Because of the apparent change in direction, Muppets Now is considerably light on the kinds of backstage antics that were often the highlight of any given episode of The Muppet Show. The absence of that putting-on-a-show chaotic energy puts a lot of pressure on the sketches to be funny. And they are, mostly. Each segment takes the shape of a different genre of YouTube-style Internet content. Miss Piggy has a beauty vlog, the Swedish Chef does a cooking show, Kermit does celebrity interviews. It's amusing! It's nice to see so many of my favorite characters again - Walter! Uncle Deadly! But I don't know if YouTube is fertile ground for satirization, at least not by the Muppets. The show feels like it was written by someone whose perception of Youtube culture comes from reading about it in newspapers. 

I'm also little concerned that the makers of this show might intend for some segments to carry educational value, sneaking in fast facts about science and cooking and photography into the comedy sketches. I really hope that aspect is dropped in future installments - aren't the bromidic life lessons Kermit is now seemingly required to impart enough? I mean, this isn't fucking Sesame Street.

Aside the Swedish Chef cooking one (which I found borderline tedious), the segments are funny and fast-paced and a perfectly fine distraction from the horrors of 2020. I look forward to watching the next episode, even if this iteration is far from my favorite project involving these characters. When Disney+ launched back in November, one of the first things I rewatched was the short-lived 2015 sitcom The Muppets. Was that show perfect? Absolutely not, but it took the Muppets to places they'd never been before. It attempted to grow the franchise by moving the characters in new directions and putting them in new situations. It was interesting, exciting, daring. It was everything Muppets Now is not. 

I sincerely wonder if Disney would have been wiser to skip another half-hearted reboot attempt and just put the entire run of The Muppet Show on Disney+. The 120 episodes of that late '70s classic has never streamed and the final two seasons were never even released on DVD. Presumably, the cost of clearing the rights to all the music used on the show is the reason it is not already on Disney+ but, come on, Disney could definitely afford it. There are also a number of other series and specials starring the Muppets that are absent from the streaming service (though most of the movies are there), but The Muppet Show is the crown jewel of the Muppet franchise.
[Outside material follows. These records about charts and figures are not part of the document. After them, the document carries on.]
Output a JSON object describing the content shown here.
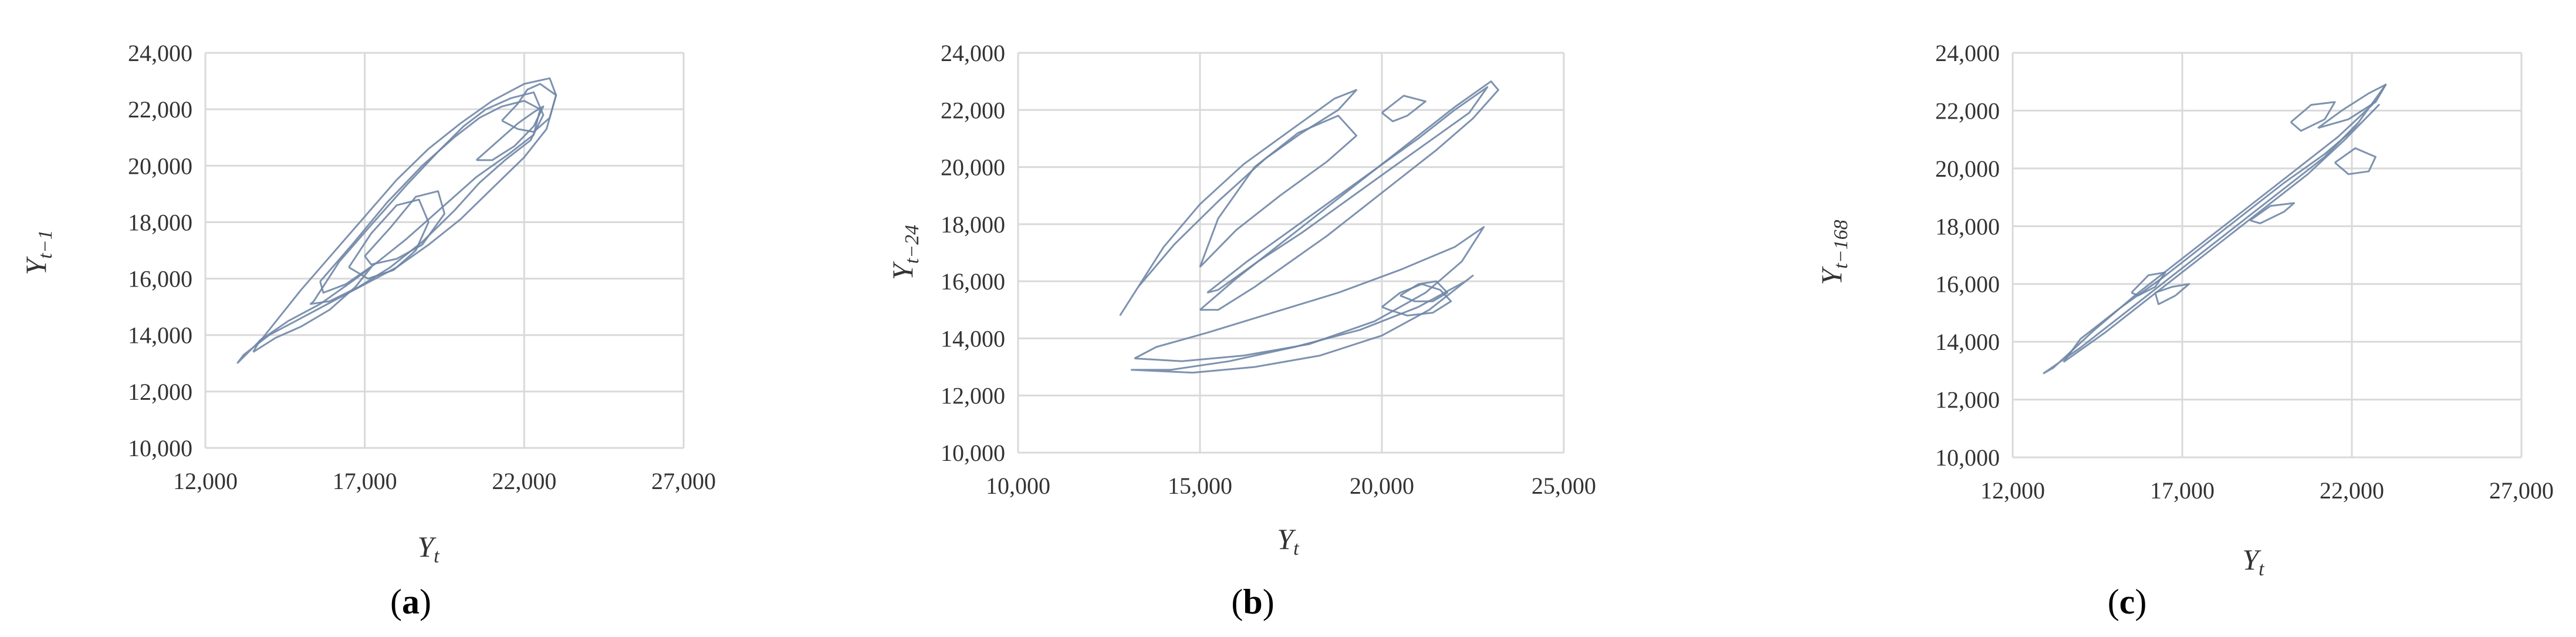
{
  "chart_data": [
    {
      "type": "line",
      "panel_label": "a",
      "xlabel": "Y",
      "xlabel_sub": "t",
      "ylabel": "Y",
      "ylabel_sub": "t−1",
      "xlim": [
        12000,
        27000
      ],
      "ylim": [
        10000,
        24000
      ],
      "xticks": [
        "12,000",
        "17,000",
        "22,000",
        "27,000"
      ],
      "yticks": [
        "10,000",
        "12,000",
        "14,000",
        "16,000",
        "18,000",
        "20,000",
        "22,000",
        "24,000"
      ],
      "grid": true,
      "color": "#6f86a6",
      "series": [
        {
          "x": [
            13000,
            13800,
            15000,
            16000,
            17000,
            18000,
            19000,
            20000,
            21000,
            22000,
            22800,
            23000,
            22700,
            22000,
            21000,
            20000,
            19000,
            18000,
            17000,
            16000,
            15000,
            14000,
            13200,
            13000
          ],
          "y": [
            13000,
            13900,
            15600,
            16900,
            18200,
            19500,
            20600,
            21500,
            22300,
            22900,
            23100,
            22500,
            21300,
            20300,
            19200,
            18100,
            17200,
            16400,
            15800,
            15200,
            14600,
            14000,
            13300,
            13000
          ]
        },
        {
          "x": [
            15400,
            16200,
            17200,
            18300,
            19300,
            20100,
            20800,
            21600,
            22300,
            22600,
            22200,
            21400,
            20600,
            19800,
            18800,
            17800,
            16800,
            15900,
            15300,
            15400
          ],
          "y": [
            15200,
            16600,
            17900,
            19300,
            20500,
            21400,
            22000,
            22400,
            22600,
            21800,
            20900,
            20200,
            19400,
            18400,
            17300,
            16400,
            15700,
            15200,
            15100,
            15200
          ]
        },
        {
          "x": [
            15600,
            16600,
            17700,
            18800,
            19800,
            20600,
            21300,
            22000,
            22500,
            22300,
            21500,
            20500,
            19400,
            18300,
            17300,
            16400,
            15700,
            15600
          ],
          "y": [
            15900,
            17200,
            18700,
            20000,
            21000,
            21700,
            22100,
            22300,
            22000,
            21100,
            20400,
            19600,
            18500,
            17400,
            16500,
            15800,
            15500,
            15900
          ]
        },
        {
          "x": [
            16500,
            17200,
            18000,
            18700,
            19000,
            18600,
            17900,
            17100,
            16500
          ],
          "y": [
            16400,
            17600,
            18600,
            18800,
            18000,
            17000,
            16300,
            16000,
            16400
          ]
        },
        {
          "x": [
            17000,
            17800,
            18600,
            19300,
            19500,
            18800,
            18000,
            17200,
            17000
          ],
          "y": [
            16800,
            17800,
            18900,
            19100,
            18300,
            17200,
            16700,
            16500,
            16800
          ]
        },
        {
          "x": [
            20500,
            21200,
            21800,
            22300,
            22600,
            22300,
            21700,
            21000,
            20500
          ],
          "y": [
            20200,
            20900,
            21500,
            21900,
            22100,
            21400,
            20700,
            20200,
            20200
          ]
        },
        {
          "x": [
            13500,
            14200,
            15000,
            15900,
            16700,
            17200,
            16600,
            15600,
            14600,
            13700,
            13500
          ],
          "y": [
            13400,
            13900,
            14300,
            14900,
            15700,
            16400,
            15900,
            15100,
            14500,
            13800,
            13400
          ]
        },
        {
          "x": [
            21300,
            21800,
            22100,
            22500,
            23000,
            22800,
            22300,
            21800,
            21300
          ],
          "y": [
            21600,
            22200,
            22700,
            22900,
            22500,
            21700,
            21200,
            21300,
            21600
          ]
        }
      ]
    },
    {
      "type": "line",
      "panel_label": "b",
      "xlabel": "Y",
      "xlabel_sub": "t",
      "ylabel": "Y",
      "ylabel_sub": "t−24",
      "xlim": [
        10000,
        25000
      ],
      "ylim": [
        10000,
        24000
      ],
      "xticks": [
        "10,000",
        "15,000",
        "20,000",
        "25,000"
      ],
      "yticks": [
        "10,000",
        "12,000",
        "14,000",
        "16,000",
        "18,000",
        "20,000",
        "22,000",
        "24,000"
      ],
      "grid": true,
      "color": "#6f86a6",
      "series": [
        {
          "x": [
            15000,
            16000,
            17000,
            18000,
            19000,
            20000,
            21000,
            22000,
            23000,
            23200,
            22500,
            21500,
            20500,
            19500,
            18500,
            17500,
            16500,
            15500,
            15000
          ],
          "y": [
            15000,
            16100,
            17100,
            18100,
            19100,
            20100,
            21100,
            22100,
            23000,
            22700,
            21700,
            20600,
            19600,
            18600,
            17600,
            16700,
            15800,
            15000,
            15000
          ]
        },
        {
          "x": [
            15200,
            16300,
            17500,
            18700,
            19900,
            21000,
            22000,
            22900,
            22400,
            21300,
            20200,
            19000,
            17800,
            16600,
            15500,
            15200
          ],
          "y": [
            15600,
            16700,
            17800,
            18900,
            20000,
            21000,
            22000,
            22800,
            21900,
            20900,
            19900,
            18800,
            17700,
            16700,
            15700,
            15600
          ]
        },
        {
          "x": [
            12800,
            13300,
            14300,
            15500,
            16800,
            17800,
            18800,
            19300,
            18700,
            17500,
            16200,
            15000,
            14000,
            13200,
            12800
          ],
          "y": [
            14800,
            15800,
            17300,
            18800,
            20300,
            21200,
            22000,
            22700,
            22400,
            21300,
            20100,
            18700,
            17200,
            15600,
            14800
          ]
        },
        {
          "x": [
            15000,
            16000,
            17200,
            18500,
            19300,
            18800,
            17700,
            16500,
            15500,
            15000
          ],
          "y": [
            16500,
            17800,
            19000,
            20200,
            21100,
            21800,
            21200,
            20000,
            18200,
            16500
          ]
        },
        {
          "x": [
            20000,
            20600,
            21200,
            20700,
            20300,
            20000
          ],
          "y": [
            21900,
            22500,
            22300,
            21800,
            21600,
            21900
          ]
        },
        {
          "x": [
            13200,
            14500,
            16200,
            18000,
            19800,
            21200,
            22200,
            22800,
            22000,
            20500,
            18800,
            17000,
            15200,
            13800,
            13200
          ],
          "y": [
            13300,
            13200,
            13400,
            13800,
            14600,
            15600,
            16700,
            17900,
            17200,
            16400,
            15600,
            14900,
            14200,
            13700,
            13300
          ]
        },
        {
          "x": [
            13100,
            14800,
            16500,
            18300,
            20000,
            21300,
            22500,
            22300,
            21000,
            19400,
            17600,
            15800,
            14200,
            13100
          ],
          "y": [
            12900,
            12800,
            13000,
            13400,
            14100,
            15000,
            16200,
            16000,
            15100,
            14300,
            13700,
            13200,
            12900,
            12900
          ]
        },
        {
          "x": [
            20000,
            20500,
            21100,
            21600,
            21900,
            21400,
            20700,
            20200,
            20000
          ],
          "y": [
            15100,
            15600,
            15900,
            15700,
            15300,
            14900,
            14800,
            15000,
            15100
          ]
        },
        {
          "x": [
            20500,
            21000,
            21500,
            21800,
            21400,
            20900,
            20500
          ],
          "y": [
            15500,
            15900,
            16000,
            15600,
            15300,
            15300,
            15500
          ]
        }
      ]
    },
    {
      "type": "line",
      "panel_label": "c",
      "xlabel": "Y",
      "xlabel_sub": "t",
      "ylabel": "Y",
      "ylabel_sub": "t−168",
      "xlim": [
        12000,
        27000
      ],
      "ylim": [
        10000,
        24000
      ],
      "xticks": [
        "12,000",
        "17,000",
        "22,000",
        "27,000"
      ],
      "yticks": [
        "10,000",
        "12,000",
        "14,000",
        "16,000",
        "18,000",
        "20,000",
        "22,000",
        "24,000"
      ],
      "grid": true,
      "color": "#6f86a6",
      "series": [
        {
          "x": [
            12900,
            14000,
            15200,
            16400,
            17600,
            18800,
            20000,
            21200,
            22200,
            23000,
            22600,
            21600,
            20400,
            19200,
            18000,
            16800,
            15600,
            14400,
            13200,
            12900
          ],
          "y": [
            12900,
            13800,
            14900,
            16000,
            17100,
            18200,
            19300,
            20400,
            21600,
            22900,
            22200,
            21100,
            20000,
            18900,
            17800,
            16700,
            15600,
            14400,
            13100,
            12900
          ]
        },
        {
          "x": [
            13500,
            14700,
            15900,
            17100,
            18300,
            19500,
            20700,
            21800,
            22800,
            22300,
            21200,
            20000,
            18800,
            17600,
            16400,
            15200,
            14000,
            13500
          ],
          "y": [
            13300,
            14300,
            15400,
            16500,
            17600,
            18700,
            19800,
            21000,
            22200,
            21600,
            20500,
            19500,
            18400,
            17300,
            16200,
            15200,
            14100,
            13300
          ]
        },
        {
          "x": [
            15500,
            16000,
            16500,
            16200,
            15700,
            15500
          ],
          "y": [
            15700,
            16300,
            16400,
            15900,
            15600,
            15700
          ]
        },
        {
          "x": [
            16200,
            16700,
            17200,
            16800,
            16300,
            16200
          ],
          "y": [
            15700,
            15900,
            16000,
            15600,
            15300,
            15700
          ]
        },
        {
          "x": [
            19000,
            19600,
            20300,
            20000,
            19300,
            19000
          ],
          "y": [
            18200,
            18700,
            18800,
            18500,
            18100,
            18200
          ]
        },
        {
          "x": [
            20200,
            20800,
            21500,
            21200,
            20500,
            20200
          ],
          "y": [
            21600,
            22200,
            22300,
            21700,
            21300,
            21600
          ]
        },
        {
          "x": [
            21500,
            22100,
            22700,
            22500,
            21900,
            21500
          ],
          "y": [
            20200,
            20700,
            20400,
            19900,
            19800,
            20200
          ]
        },
        {
          "x": [
            21000,
            21700,
            22500,
            23000,
            22700,
            21900,
            21000
          ],
          "y": [
            21400,
            22000,
            22600,
            22900,
            22300,
            21700,
            21400
          ]
        }
      ]
    }
  ]
}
That reminds me, the debut episode of Muppets Now featured no musical numbers. It had guest stars (RuPaul, Linda Cardellini, Taye Diggs) but, unfortunately, none of them sang anything. That was a major disappointment. When I finished watching the episode, I felt compelled to go straight to YouTube and seek out a classic Muppet Show scene, Loretta Lynn singing "Oh, Lonesome Me" accompanied by a chorus of funny-looking dogs, among them Rowlf. That scene is so simple and yet so effective. If Disney refuses to let the Muppets do something bold and new, then they should at least let us go back and relive their former glory.